While it may not be entirely possible to be fully cured of anxiety, it is possible to have it so well controlled that it barely interferes with your life.
There are lots of steps that individuals with anxiety must take to deal with their anxiety, and for most, it’s a lifelong effort. Taking advantage of behavioral health and human services when available to you is a great first step when developing a long-term treatment plan.
With the advice diagnosis or treatment of a professional, you can be assured that your health is being monitored and is in the best interest of everyone who’s a part of your care team.Other resources outside health care, like support groups, might also be an important part of treatment for you.
The goal when treating any mental illness is attempting to return one’s life back to normal. Unfortunately, none of these goals are necessarily easy to obtain. Still, with proper treatment and support, it’s likely that you can live a normal and healthy life even while dealing with anxiety.

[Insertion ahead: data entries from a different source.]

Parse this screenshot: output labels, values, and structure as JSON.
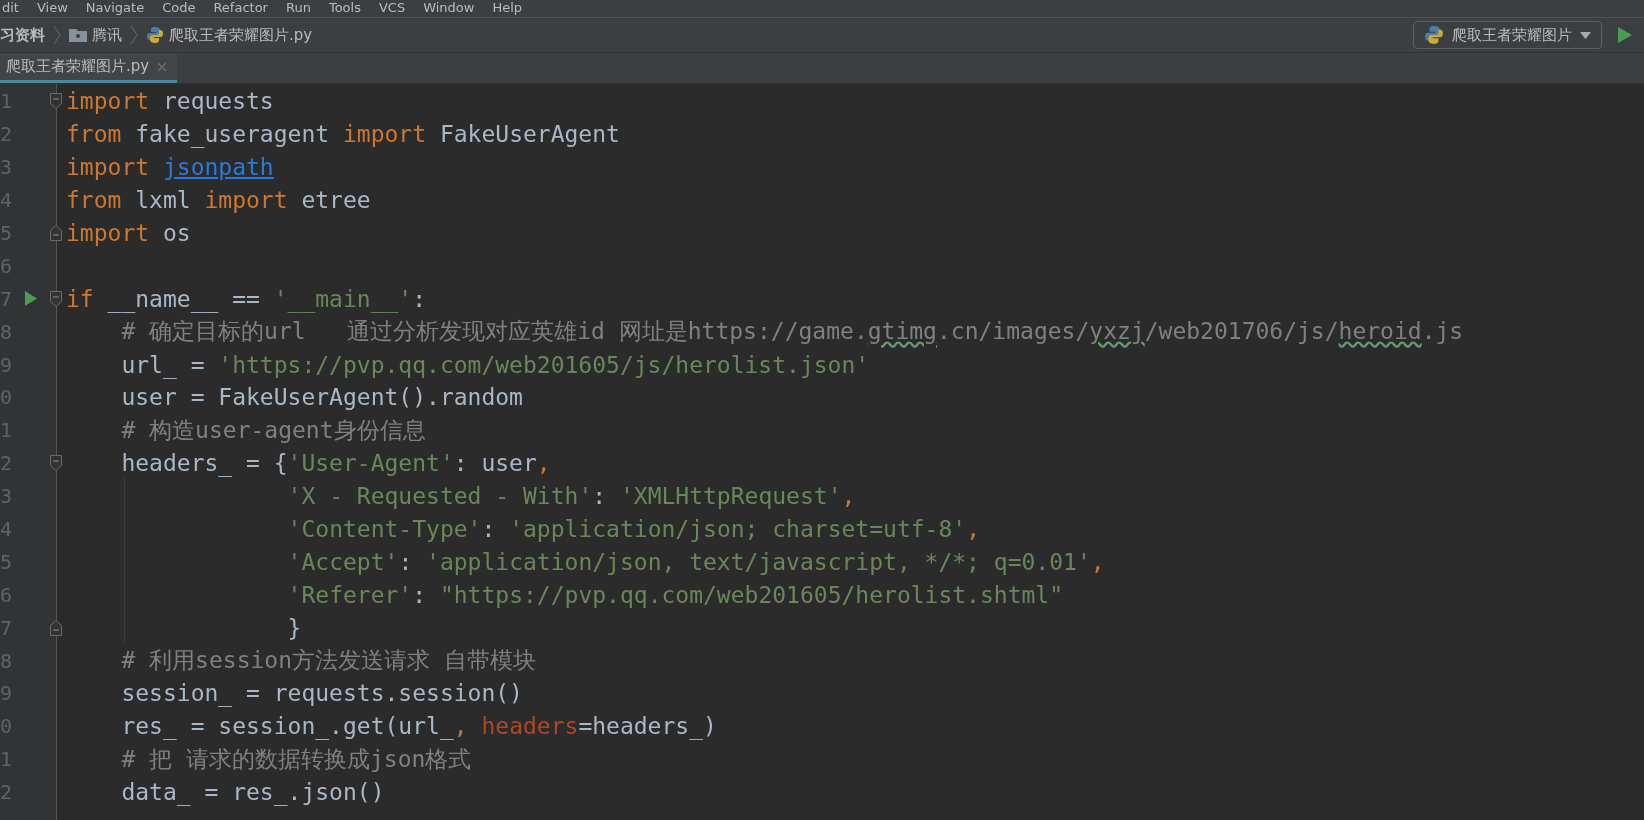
{
  "menu": [
    "dit",
    "View",
    "Navigate",
    "Code",
    "Refactor",
    "Run",
    "Tools",
    "VCS",
    "Window",
    "Help"
  ],
  "breadcrumb": [
    {
      "label": "习资料",
      "kind": "plain"
    },
    {
      "label": "腾讯",
      "kind": "folder"
    },
    {
      "label": "爬取王者荣耀图片.py",
      "kind": "python"
    }
  ],
  "run_config": {
    "label": "爬取王者荣耀图片"
  },
  "tabs": [
    {
      "label": "爬取王者荣耀图片.py",
      "selected": true
    }
  ],
  "editor": {
    "lines": [
      {
        "num": "1",
        "fold_start": true,
        "fold_end": false,
        "run": false,
        "tokens": [
          {
            "t": "import",
            "kind": "kw"
          },
          {
            "t": " requests",
            "kind": "plain"
          }
        ]
      },
      {
        "num": "2",
        "fold_start": false,
        "fold_end": false,
        "run": false,
        "tokens": [
          {
            "t": "from",
            "kind": "kw"
          },
          {
            "t": " fake_useragent ",
            "kind": "plain"
          },
          {
            "t": "import",
            "kind": "kw"
          },
          {
            "t": " FakeUserAgent",
            "kind": "plain"
          }
        ]
      },
      {
        "num": "3",
        "fold_start": false,
        "fold_end": false,
        "run": false,
        "tokens": [
          {
            "t": "import ",
            "kind": "kw"
          },
          {
            "t": "jsonpath",
            "kind": "link"
          }
        ]
      },
      {
        "num": "4",
        "fold_start": false,
        "fold_end": false,
        "run": false,
        "tokens": [
          {
            "t": "from",
            "kind": "kw"
          },
          {
            "t": " lxml ",
            "kind": "plain"
          },
          {
            "t": "import",
            "kind": "kw"
          },
          {
            "t": " etree",
            "kind": "plain"
          }
        ]
      },
      {
        "num": "5",
        "fold_start": false,
        "fold_end": true,
        "run": false,
        "tokens": [
          {
            "t": "import",
            "kind": "kw"
          },
          {
            "t": " os",
            "kind": "plain"
          }
        ]
      },
      {
        "num": "6",
        "fold_start": false,
        "fold_end": false,
        "run": false
      },
      {
        "num": "7",
        "fold_start": true,
        "fold_end": false,
        "run": true,
        "tokens": [
          {
            "t": "if",
            "kind": "kw"
          },
          {
            "t": " __name__ == ",
            "kind": "plain"
          },
          {
            "t": "'__main__'",
            "kind": "str"
          },
          {
            "t": ":",
            "kind": "plain"
          }
        ],
        "children": [
          {
            "num": "8",
            "fold_start": false,
            "fold_end": false,
            "run": false,
            "tokens": [
              {
                "t": "# 确定目标的url   通过分析发现对应英雄id 网址是https://game.",
                "kind": "comment"
              },
              {
                "t": "gtimg",
                "kind": "typo"
              },
              {
                "t": ".cn/images/",
                "kind": "comment"
              },
              {
                "t": "yxzj",
                "kind": "typo"
              },
              {
                "t": "/web201706/js/",
                "kind": "comment"
              },
              {
                "t": "heroid",
                "kind": "typo"
              },
              {
                "t": ".js",
                "kind": "comment"
              }
            ]
          },
          {
            "num": "9",
            "fold_start": false,
            "fold_end": false,
            "run": false,
            "tokens": [
              {
                "t": "url_ = ",
                "kind": "plain"
              },
              {
                "t": "'https://pvp.qq.com/web201605/js/herolist.json'",
                "kind": "str"
              }
            ]
          },
          {
            "num": "0",
            "fold_start": false,
            "fold_end": false,
            "run": false,
            "tokens": [
              {
                "t": "user = FakeUserAgent().random",
                "kind": "plain"
              }
            ]
          },
          {
            "num": "1",
            "fold_start": false,
            "fold_end": false,
            "run": false,
            "tokens": [
              {
                "t": "# 构造user-agent身份信息",
                "kind": "comment"
              }
            ]
          },
          {
            "num": "2",
            "fold_start": true,
            "fold_end": false,
            "run": false,
            "tokens": [
              {
                "t": "headers_ = {",
                "kind": "plain"
              },
              {
                "t": "'User-Agent'",
                "kind": "str"
              },
              {
                "t": ": user",
                "kind": "plain"
              },
              {
                "t": ",",
                "kind": "kw"
              }
            ]
          },
          {
            "num": "3",
            "fold_start": false,
            "fold_end": false,
            "run": false,
            "continuation": true,
            "tokens": [
              {
                "t": "'X - Requested - With'",
                "kind": "str"
              },
              {
                "t": ": ",
                "kind": "plain"
              },
              {
                "t": "'XMLHttpRequest'",
                "kind": "str"
              },
              {
                "t": ",",
                "kind": "kw"
              }
            ]
          },
          {
            "num": "4",
            "fold_start": false,
            "fold_end": false,
            "run": false,
            "continuation": true,
            "tokens": [
              {
                "t": "'Content-Type'",
                "kind": "str"
              },
              {
                "t": ": ",
                "kind": "plain"
              },
              {
                "t": "'application/json; charset=utf-8'",
                "kind": "str"
              },
              {
                "t": ",",
                "kind": "kw"
              }
            ]
          },
          {
            "num": "5",
            "fold_start": false,
            "fold_end": false,
            "run": false,
            "continuation": true,
            "tokens": [
              {
                "t": "'Accept'",
                "kind": "str"
              },
              {
                "t": ": ",
                "kind": "plain"
              },
              {
                "t": "'application/json, text/javascript, */*; q=0.01'",
                "kind": "str"
              },
              {
                "t": ",",
                "kind": "kw"
              }
            ]
          },
          {
            "num": "6",
            "fold_start": false,
            "fold_end": false,
            "run": false,
            "continuation": true,
            "tokens": [
              {
                "t": "'Referer'",
                "kind": "str"
              },
              {
                "t": ": ",
                "kind": "plain"
              },
              {
                "t": "\"https://pvp.qq.com/web201605/herolist.shtml\"",
                "kind": "str"
              }
            ]
          },
          {
            "num": "7",
            "fold_start": false,
            "fold_end": true,
            "run": false,
            "continuation": true,
            "tokens": [
              {
                "t": "}",
                "kind": "plain"
              }
            ]
          },
          {
            "num": "8",
            "fold_start": false,
            "fold_end": false,
            "run": false,
            "tokens": [
              {
                "t": "# 利用session方法发送请求 自带模块",
                "kind": "comment"
              }
            ]
          },
          {
            "num": "9",
            "fold_start": false,
            "fold_end": false,
            "run": false,
            "tokens": [
              {
                "t": "session_ = requests.session()",
                "kind": "plain"
              }
            ]
          },
          {
            "num": "0",
            "fold_start": false,
            "fold_end": false,
            "run": false,
            "tokens": [
              {
                "t": "res_ = session_.get(url_",
                "kind": "plain"
              },
              {
                "t": ", ",
                "kind": "kw"
              },
              {
                "t": "headers",
                "kind": "param"
              },
              {
                "t": "=headers_)",
                "kind": "plain"
              }
            ]
          },
          {
            "num": "1",
            "fold_start": false,
            "fold_end": false,
            "run": false,
            "tokens": [
              {
                "t": "# 把 请求的数据转换成json格式",
                "kind": "comment"
              }
            ]
          },
          {
            "num": "2",
            "fold_start": false,
            "fold_end": false,
            "run": false,
            "tokens": [
              {
                "t": "data_ = res_.json()",
                "kind": "plain"
              }
            ]
          }
        ]
      }
    ]
  }
}
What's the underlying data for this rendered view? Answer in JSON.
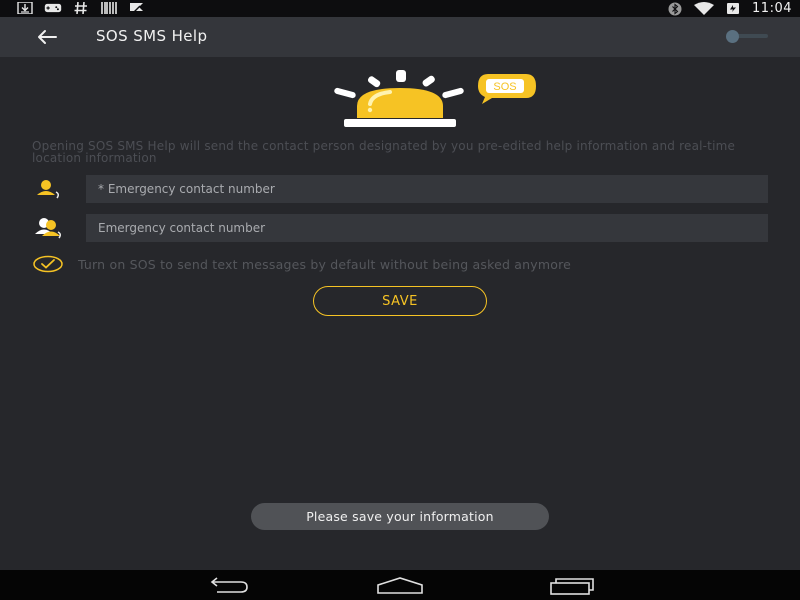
{
  "status_bar": {
    "time": "11:04",
    "left_icons": [
      "download-icon",
      "gamepad-icon",
      "hash-icon",
      "barcode-icon",
      "flag-icon"
    ],
    "right_icons": [
      "bluetooth-icon",
      "wifi-icon",
      "battery-icon"
    ]
  },
  "app_bar": {
    "title": "SOS SMS Help",
    "back_icon": "arrow-left-icon",
    "toggle_state": "off"
  },
  "hero": {
    "badge_text": "SOS",
    "accent_color": "#f6c324"
  },
  "description": "Opening SOS SMS Help will send the contact person designated by you pre-edited help information and real-time location information",
  "contacts": {
    "primary_placeholder": "* Emergency contact number",
    "secondary_placeholder": "Emergency contact number",
    "primary_value": "",
    "secondary_value": ""
  },
  "auto_send": {
    "label": "Turn on SOS to send text messages by default without being asked anymore",
    "checked": true
  },
  "save_label": "SAVE",
  "toast": "Please save your information",
  "nav_bar": {
    "icons": [
      "back-nav-icon",
      "home-nav-icon",
      "recents-nav-icon"
    ]
  }
}
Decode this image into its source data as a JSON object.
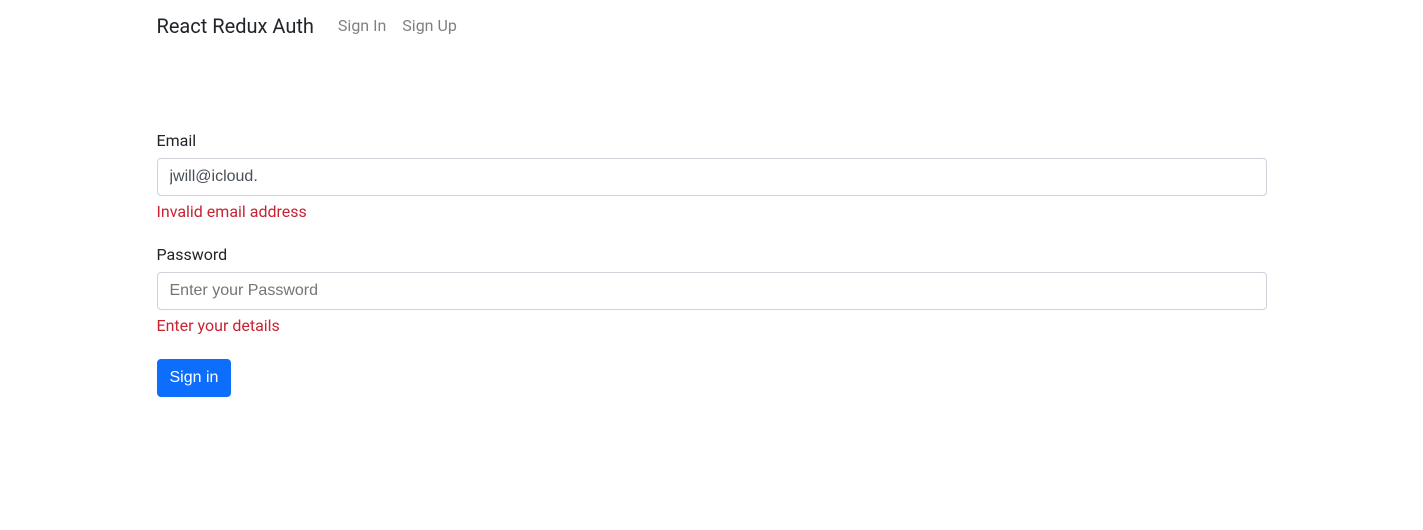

How long can anxiety last?
Anxiety, for many people, is a long-term mental illness. That means that even with treatment from mental health services or behavioral health services, the symptoms of anxiety may still be challenging or persist.
Fortunately, behavioral health treatment gives you the tools to better handle anxiety even when you’re on your own.
Anxiety can also ebb and flow along with life. As things pick up and become more stressful, you may find that your anxiety spikes. Being aware of how your everyday life may impact your anxiety is another skill you can develop through therapy with a professional.
Can anxiety damage your heart?
Anxiety can have an impact on your physical health over time, especially if left totally untreated, but it’s unlikely that anxiety alone will cause very serious health consequences.
The result of anxiety - certain behaviors or habits - might contribute to your physical health (or lack thereof) over time. It’s important to speak with your doctor about any and all health information questions you have, especially if you’re dealing with chronic anxiety.
What to drink to calm nerves?
For many people, having a warm drink of choice is a great part of a strategic plan to fight depression and anxiety. It’s even more likely to help boost your mood if it’s part of a daily routine - taking the time out of your day to take care of and pamper yourself can actually be very healing. But if you deal with anxiety symptoms, it’s best to avoid caffeine, as caffeine withdrawal can actually worsen your symptoms.